Secara semantik, Yin adalah tempat yang teduh, sementara Yang adalah tempat yang terang atau cerah. Mereka hanyalah dua aspek realitas yang sebenarnya berdiri sendiri. Dan masing-masing mengandung unsur dari yang lainnya, karena itu terdapat titik hitam dari Yin pada bagian putih dan begitu juga sebaliknya. Yin dan Yang tidak hanya sekedar saling menggantikan, namun mereka menyatu satu sama lain melalui aliran konstan alam semesta.
Konsep keseimbangan dalam Islam dikenal sebagai tawazun, yang dalam al-Quran kata ini terwakili oleh al-mizan yang berarti neraca keadilan (QS Ar-Rahman 7). Dalam konteks kehidupan sosial al-Quran menggunakan kata wasathâ atau biasa kemudian digunakan istilah tawasuth yang artinya moderat atau bersikap tengah-tengah (QS Al-Baqarah 143), tetapi konsep ini tidak diperbincangkan dalam soal moralitas seperti kebaikan dan keburukan. Karena kebaikan dan keburukan garis pemisahnya amat tegas, al-Quran menggunakan istilah al-Haq (kebenaran) dan al-Bâthil (kebatilan) seperti tercantum dalam QS Al-Baqarah 42 atau juga menggunakan istilah ath-thayyib (kebaikan) dan al-khabîts (keburukan) seperti termaktub dalam QS Al-Maidah 100.
Bila kita mau telaah konsep keseimbangan ini sebenarnya ada dalam kajian tentang an-nafs atau jiwa, di mana al-Quran setidaknya menyebut tiga jenis jiwa manusia. An-nafs al-ammarah (QS Yusuf 53), an-nafs al-lawwamah (QS al-Qiyamah 2) dan an-nafs al-muthmainnah (QS al-Fajar 27-30).
Para ulama memang berbeda pendapat dalam mengartikan kata an-nafs ini, ada yang mengartikannya sebagai ruh ada juga yang menerjemahkannya sebagai jiwa. Ibnu Manzhur yang menulis kitab Lisân al-‘Arab membagi nafs pada dua makna; nafs al-‘aql dan nafs ar-rúh. Hilangnya nafs akal menyebabkan manusia tidak dapat berpikir namun ia tetap hidup, ini terlihat ketika manusia dalam keadaan tidur. Sedangkan hilangnya nafs ruh, menyebabkan hilangnya kehidupan alias mati. Kata nafs menjadi hilang konteksnya bila diterjemahkan sebagai nafsu yang pada umumnya berarti syahwat, bersifat pejoratif dan berkonotasi seksual. Padahal kata nafs yang bermakna nafsu itu sendiri bersifat netral, bisa baik dan buruk, boleh jadi kata “nafsu” ini merupakan pengaruh dari teori Sigmund Freud yang mengatakan bahwa nafsu (libido) adalah energi psikis yang mengendalikan manusia.

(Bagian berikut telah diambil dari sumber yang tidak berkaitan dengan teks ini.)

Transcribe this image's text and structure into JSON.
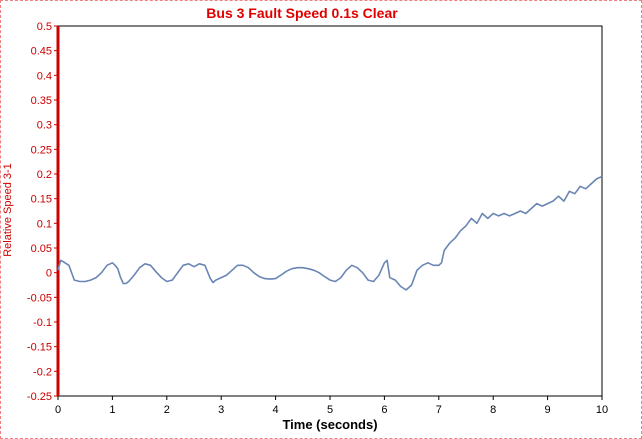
{
  "chart_data": {
    "type": "line",
    "title": "Bus 3 Fault Speed 0.1s Clear",
    "xlabel": "Time (seconds)",
    "ylabel": "Relative Speed 3-1",
    "xlim": [
      0,
      10
    ],
    "ylim": [
      -0.25,
      0.5
    ],
    "x_ticks": [
      "0",
      "1",
      "2",
      "3",
      "4",
      "5",
      "6",
      "7",
      "8",
      "9",
      "10"
    ],
    "y_ticks": [
      "0.5",
      "0.45",
      "0.4",
      "0.35",
      "0.3",
      "0.25",
      "0.2",
      "0.15",
      "0.1",
      "0.05",
      "0",
      "-0.05",
      "-0.1",
      "-0.15",
      "-0.2",
      "-0.25"
    ],
    "grid": false,
    "colors": {
      "title": "#e00000",
      "axis": "#cc0000",
      "line": "#6a86b4",
      "frame": "#f08080"
    },
    "series": [
      {
        "x": [
          0,
          0.05,
          0.1,
          0.2,
          0.3,
          0.4,
          0.5,
          0.6,
          0.7,
          0.8,
          0.9,
          1.0,
          1.05,
          1.1,
          1.15,
          1.2,
          1.25,
          1.3,
          1.4,
          1.5,
          1.6,
          1.7,
          1.8,
          1.9,
          2.0,
          2.1,
          2.2,
          2.3,
          2.4,
          2.5,
          2.6,
          2.7,
          2.8,
          2.85,
          2.9,
          3.0,
          3.1,
          3.2,
          3.3,
          3.4,
          3.5,
          3.6,
          3.7,
          3.8,
          3.9,
          4.0,
          4.1,
          4.2,
          4.3,
          4.4,
          4.5,
          4.6,
          4.7,
          4.8,
          4.9,
          5.0,
          5.1,
          5.2,
          5.3,
          5.4,
          5.5,
          5.6,
          5.7,
          5.8,
          5.9,
          6.0,
          6.05,
          6.1,
          6.2,
          6.3,
          6.4,
          6.5,
          6.6,
          6.7,
          6.8,
          6.9,
          7.0,
          7.05,
          7.1,
          7.2,
          7.3,
          7.4,
          7.5,
          7.6,
          7.7,
          7.8,
          7.9,
          8.0,
          8.1,
          8.2,
          8.3,
          8.4,
          8.5,
          8.6,
          8.7,
          8.8,
          8.9,
          9.0,
          9.1,
          9.2,
          9.3,
          9.4,
          9.5,
          9.6,
          9.7,
          9.8,
          9.9,
          10.0
        ],
        "values": [
          0.005,
          0.025,
          0.022,
          0.015,
          -0.015,
          -0.018,
          -0.018,
          -0.015,
          -0.01,
          0.0,
          0.015,
          0.02,
          0.015,
          0.008,
          -0.01,
          -0.022,
          -0.022,
          -0.018,
          -0.005,
          0.01,
          0.018,
          0.015,
          0.002,
          -0.01,
          -0.018,
          -0.015,
          0.0,
          0.015,
          0.018,
          0.012,
          0.018,
          0.015,
          -0.012,
          -0.02,
          -0.015,
          -0.01,
          -0.005,
          0.005,
          0.015,
          0.015,
          0.01,
          0.0,
          -0.008,
          -0.012,
          -0.013,
          -0.012,
          -0.005,
          0.003,
          0.008,
          0.01,
          0.01,
          0.008,
          0.005,
          0.0,
          -0.008,
          -0.015,
          -0.018,
          -0.01,
          0.005,
          0.015,
          0.01,
          0.0,
          -0.015,
          -0.018,
          -0.005,
          0.02,
          0.025,
          -0.01,
          -0.015,
          -0.028,
          -0.035,
          -0.025,
          0.005,
          0.015,
          0.02,
          0.015,
          0.015,
          0.02,
          0.045,
          0.06,
          0.07,
          0.085,
          0.095,
          0.11,
          0.1,
          0.12,
          0.11,
          0.12,
          0.115,
          0.12,
          0.115,
          0.12,
          0.125,
          0.12,
          0.13,
          0.14,
          0.135,
          0.14,
          0.145,
          0.155,
          0.145,
          0.165,
          0.16,
          0.175,
          0.17,
          0.18,
          0.19,
          0.195
        ]
      }
    ]
  }
}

Nah, dalam konteks an-Nafs sebagai jiwa atau kerap saya sebut sebagai akal budi inilah konsep keseimbangan sebagaimana konsep Yin-Yang menemukan kesamaannya. Al-Quran tidak memerintahkan kita untuk menghilangkan nafsu, ia mengajarkan kita untuk mengendalikannya. Karenanya, ketiga nafsu yang saya sebutkan di atas harus tetap ada dalam jiwa manusia namun dengan catatan ketiganya di bawah kendali kita. Akal budi harus mengendalikannya. Proses pengendalian ini membutuhkan latihan-latihan yang intensif dan konsisten.
“Jadikanlah akal budi sebagai komandan agar liarnya nafsu terpenjara sebagai tawanan.”